Seu coraçãozinho estava disparado no peito, uma adrenalina crescente dentro do garoto. Seu olhos estavam arregalados, e um frio corajoso tomou conta de sua barriga. Isabella estava em frente a porta quando seu nome foi gritado ao sete ventos por um garotinho.
— BELLA!
Foi o que bastou. Todos os olhares da igreja se viraram a ela, principalmente o dele. Edward não soube dizer se estava sonhando ou era outra alucinação, mas ela estava ali, completamente simples e linda, na igreja, vendo-o casar.
Bella, mordida de vergonha estava para lá de vermelha. Virou-se lentamente, quase em câmera lenta e encarou os únicos pares de olhos que poderiam deixá-la bamba apenas com a intensidade. E ele estava fazendo isso. Ele estava olhando-a, estava completamente perdido.
Edward não conseguia explicar o sentimento que o invadiu, amor, alívio, saudade, raiva, irritação, frustração, paixão. Tudo isso misturado em seu coração. Ele não estava conseguindo lidar com tantos sentimentos fortes e controversos. Isso estava prestes a explodir. Mas, diabos! Ela estava ali, linda, simples, uma verdadeira beleza única. Ele a amava, ele a queria, ele a tinha. O que ainda estava fazendo parado feito um idiota naquele altar.
Poderia ele simplesmente romper o acordo de casamento por quem ama profundamente, mas que a si mesmo? Seus olhos procuraram os olhos azuis da princesa da França. Ela sorria, olhos compreensivos e sorriso encorajador. Quando foi que isso voltaria a acontecer na história da Inglaterra? Nunca, jamais. E se valeria a pena desistir do acordo de casamento pela mulher que ama mais que a si mesmo...
Diabos! Valia sim, claro que valia.
Sob olhares estupefatos Edward moveu-se novamente, jogou a coroa de sua cabeça encima da almofada onde estava ajoelhado, sua capa majestosa foi solta de seus ombros e ele pôs-se a caminhar em direção ao seu verdade destino. Isabella não sabia se corria, se chorava, ou se simples sumia em uma buraco que poderia se abrir no chão neste exato momento. Mas nenhum dois três aconteceu, pelo contrário, Edward a alcançou mais rápido que o esperado. Seus olhos verdes que estavam apagados, com o brilho mais lindo de todos.
— Você está aqui.. — Ele Sussurrou levando seus dedos até a face pequena.
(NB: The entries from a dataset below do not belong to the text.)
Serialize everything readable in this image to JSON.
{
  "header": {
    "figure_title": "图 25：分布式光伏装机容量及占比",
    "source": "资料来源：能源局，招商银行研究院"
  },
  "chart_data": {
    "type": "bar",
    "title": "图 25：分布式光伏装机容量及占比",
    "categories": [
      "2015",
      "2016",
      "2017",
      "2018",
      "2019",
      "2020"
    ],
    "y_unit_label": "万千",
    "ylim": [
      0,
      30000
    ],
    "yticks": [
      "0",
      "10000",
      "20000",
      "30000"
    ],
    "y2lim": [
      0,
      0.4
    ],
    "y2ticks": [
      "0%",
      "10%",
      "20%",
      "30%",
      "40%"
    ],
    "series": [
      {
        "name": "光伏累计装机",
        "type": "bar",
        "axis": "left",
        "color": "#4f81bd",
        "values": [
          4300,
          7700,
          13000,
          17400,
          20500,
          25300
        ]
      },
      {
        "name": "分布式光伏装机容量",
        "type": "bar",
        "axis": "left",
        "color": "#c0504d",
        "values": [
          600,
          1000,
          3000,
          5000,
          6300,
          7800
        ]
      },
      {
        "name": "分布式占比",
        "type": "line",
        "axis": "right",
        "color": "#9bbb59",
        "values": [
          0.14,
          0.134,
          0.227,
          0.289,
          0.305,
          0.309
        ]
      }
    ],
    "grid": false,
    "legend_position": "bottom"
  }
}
Isabella não conseguiu se conter e jogou o rosto em direção ao carinho — Não é outra alucinação.
Ela balançou a cabeça. Não sabia como reagiria de abrisse a boca para falar.
— Porque está aqui... — Indagou ainda com os dedos em sua face. Desta vez, ela sorriu. Um riso nervoso.
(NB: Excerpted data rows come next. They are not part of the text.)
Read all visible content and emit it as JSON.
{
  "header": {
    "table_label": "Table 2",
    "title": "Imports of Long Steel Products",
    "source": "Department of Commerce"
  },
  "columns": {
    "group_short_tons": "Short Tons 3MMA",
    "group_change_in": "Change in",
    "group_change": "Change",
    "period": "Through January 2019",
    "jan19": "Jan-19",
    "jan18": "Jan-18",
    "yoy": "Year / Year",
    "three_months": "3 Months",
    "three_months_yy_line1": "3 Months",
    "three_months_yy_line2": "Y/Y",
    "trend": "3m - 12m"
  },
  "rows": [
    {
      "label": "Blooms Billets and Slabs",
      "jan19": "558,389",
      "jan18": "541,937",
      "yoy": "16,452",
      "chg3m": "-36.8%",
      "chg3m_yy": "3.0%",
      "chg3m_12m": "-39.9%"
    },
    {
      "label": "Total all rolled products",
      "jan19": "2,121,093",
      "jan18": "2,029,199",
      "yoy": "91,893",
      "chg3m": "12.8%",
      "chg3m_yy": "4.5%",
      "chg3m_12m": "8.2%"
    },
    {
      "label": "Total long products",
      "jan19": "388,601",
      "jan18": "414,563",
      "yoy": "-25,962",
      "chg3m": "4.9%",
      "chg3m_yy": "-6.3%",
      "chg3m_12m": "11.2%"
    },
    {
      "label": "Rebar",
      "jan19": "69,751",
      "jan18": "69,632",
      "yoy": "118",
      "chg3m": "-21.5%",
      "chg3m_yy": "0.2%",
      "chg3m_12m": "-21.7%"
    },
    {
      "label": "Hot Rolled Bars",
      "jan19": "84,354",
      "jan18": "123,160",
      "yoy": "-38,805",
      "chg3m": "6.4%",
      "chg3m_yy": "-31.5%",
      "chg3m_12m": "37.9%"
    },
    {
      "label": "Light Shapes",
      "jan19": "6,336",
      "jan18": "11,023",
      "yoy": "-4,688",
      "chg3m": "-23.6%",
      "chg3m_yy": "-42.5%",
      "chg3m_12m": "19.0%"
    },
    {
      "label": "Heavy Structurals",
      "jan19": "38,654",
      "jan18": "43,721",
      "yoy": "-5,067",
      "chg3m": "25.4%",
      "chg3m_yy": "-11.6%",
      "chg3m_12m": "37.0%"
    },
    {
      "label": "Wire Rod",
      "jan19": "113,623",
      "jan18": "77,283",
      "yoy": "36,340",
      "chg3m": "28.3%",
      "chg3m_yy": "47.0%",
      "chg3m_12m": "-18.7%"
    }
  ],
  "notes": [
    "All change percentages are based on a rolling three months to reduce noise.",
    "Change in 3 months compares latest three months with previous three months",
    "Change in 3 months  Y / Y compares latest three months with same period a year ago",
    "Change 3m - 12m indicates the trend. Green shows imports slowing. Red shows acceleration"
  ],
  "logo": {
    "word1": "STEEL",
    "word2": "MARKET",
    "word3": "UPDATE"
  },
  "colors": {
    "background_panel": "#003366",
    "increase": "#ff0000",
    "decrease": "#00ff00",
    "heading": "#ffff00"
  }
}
— Eu te amo. — Disse simplesmente. Edward sorriu grandemente, seu coração sem vida batia frenético no peito. Ela o amava, porque diabos esse poderia ser o sentimento mais lindo do mundo?
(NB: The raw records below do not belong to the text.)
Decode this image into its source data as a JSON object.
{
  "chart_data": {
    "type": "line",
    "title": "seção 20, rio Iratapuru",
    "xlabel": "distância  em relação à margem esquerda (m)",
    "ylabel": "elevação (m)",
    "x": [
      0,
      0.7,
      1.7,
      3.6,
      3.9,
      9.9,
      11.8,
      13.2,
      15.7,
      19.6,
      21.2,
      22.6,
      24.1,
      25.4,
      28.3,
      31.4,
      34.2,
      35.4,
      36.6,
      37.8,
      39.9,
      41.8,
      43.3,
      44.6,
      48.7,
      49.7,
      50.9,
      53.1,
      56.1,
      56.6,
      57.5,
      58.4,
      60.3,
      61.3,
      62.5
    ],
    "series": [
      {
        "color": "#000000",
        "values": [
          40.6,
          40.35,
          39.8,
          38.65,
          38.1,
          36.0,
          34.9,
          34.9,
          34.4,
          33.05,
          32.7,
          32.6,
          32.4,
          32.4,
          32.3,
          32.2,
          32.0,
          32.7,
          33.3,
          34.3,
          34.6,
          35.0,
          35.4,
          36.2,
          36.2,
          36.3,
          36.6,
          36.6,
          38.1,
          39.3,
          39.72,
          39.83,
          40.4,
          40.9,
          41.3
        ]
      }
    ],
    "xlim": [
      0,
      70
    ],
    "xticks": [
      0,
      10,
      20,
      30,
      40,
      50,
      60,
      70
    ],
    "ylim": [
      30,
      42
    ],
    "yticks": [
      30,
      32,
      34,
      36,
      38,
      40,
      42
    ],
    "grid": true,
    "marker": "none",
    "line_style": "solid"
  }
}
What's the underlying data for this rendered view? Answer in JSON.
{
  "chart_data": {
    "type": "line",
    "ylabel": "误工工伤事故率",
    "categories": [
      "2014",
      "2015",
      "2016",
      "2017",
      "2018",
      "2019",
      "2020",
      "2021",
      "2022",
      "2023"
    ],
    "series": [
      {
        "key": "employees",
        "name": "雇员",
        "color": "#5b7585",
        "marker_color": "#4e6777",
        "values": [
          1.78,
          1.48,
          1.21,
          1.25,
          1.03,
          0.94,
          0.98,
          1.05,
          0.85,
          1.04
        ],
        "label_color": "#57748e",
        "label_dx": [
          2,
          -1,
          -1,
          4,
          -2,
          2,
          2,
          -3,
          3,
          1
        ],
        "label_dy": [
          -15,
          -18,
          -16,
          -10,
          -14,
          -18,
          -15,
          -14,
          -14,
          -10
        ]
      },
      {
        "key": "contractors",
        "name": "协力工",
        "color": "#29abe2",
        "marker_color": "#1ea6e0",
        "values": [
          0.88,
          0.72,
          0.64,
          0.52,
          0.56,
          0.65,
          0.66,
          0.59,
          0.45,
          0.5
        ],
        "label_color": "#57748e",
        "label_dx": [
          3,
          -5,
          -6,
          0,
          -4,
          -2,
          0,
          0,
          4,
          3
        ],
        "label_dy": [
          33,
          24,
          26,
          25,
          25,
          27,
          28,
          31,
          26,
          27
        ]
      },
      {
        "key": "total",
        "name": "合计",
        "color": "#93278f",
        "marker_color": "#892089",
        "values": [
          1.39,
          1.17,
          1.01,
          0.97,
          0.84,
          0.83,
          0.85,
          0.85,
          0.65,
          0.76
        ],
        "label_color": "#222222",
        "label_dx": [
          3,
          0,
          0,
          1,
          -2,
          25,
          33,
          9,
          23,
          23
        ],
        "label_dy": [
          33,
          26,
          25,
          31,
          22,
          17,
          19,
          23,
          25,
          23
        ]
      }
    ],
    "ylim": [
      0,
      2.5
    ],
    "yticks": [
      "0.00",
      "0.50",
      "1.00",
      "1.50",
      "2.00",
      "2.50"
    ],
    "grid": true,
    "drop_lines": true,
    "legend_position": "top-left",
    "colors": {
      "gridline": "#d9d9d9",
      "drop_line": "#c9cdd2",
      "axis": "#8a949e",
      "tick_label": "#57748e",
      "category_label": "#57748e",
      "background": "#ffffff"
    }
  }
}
— Bella... — Sussurrou puxando-a para si. O rosto enterrado nos cabelos espalhados. — Eu também te amo. Eu te amo tanto!
Bella explodiu em um choro silencioso, isso poderia ficar mais perfeito? Ela não disse nada, também não teve tempo, sua boca foi tomada por um rei sedento de amor e saudades. Seus dedos fechando-se como de costume nos cabelos cobres do homem que amava. Embora o evento do ano tenha sido momentâneamente estragado, a igreja explodiu em palmas e assovios.
Isabella, deparou de Edward e encarou os demais. Meu Deus do céu, o que foi que ela acabou de fazer com a sua vida? Ela estava ali mesmo certo? Ela foi beijada, ela recebeu sua confissão de amor. Não era um sonho não é ?
— Não. — Ele Sussurrou, e ela percebeu que pensou alto. — Não é, você é minha.
— Edward... — Sussurrou agarrando-se a ele. A sensação mais maravilhosa do mundo. — Me disseram um dia que amar alguém, é como ver a face de Deus. — Suspirou cheirando seu perfume inebriante — A face de Deus é linda.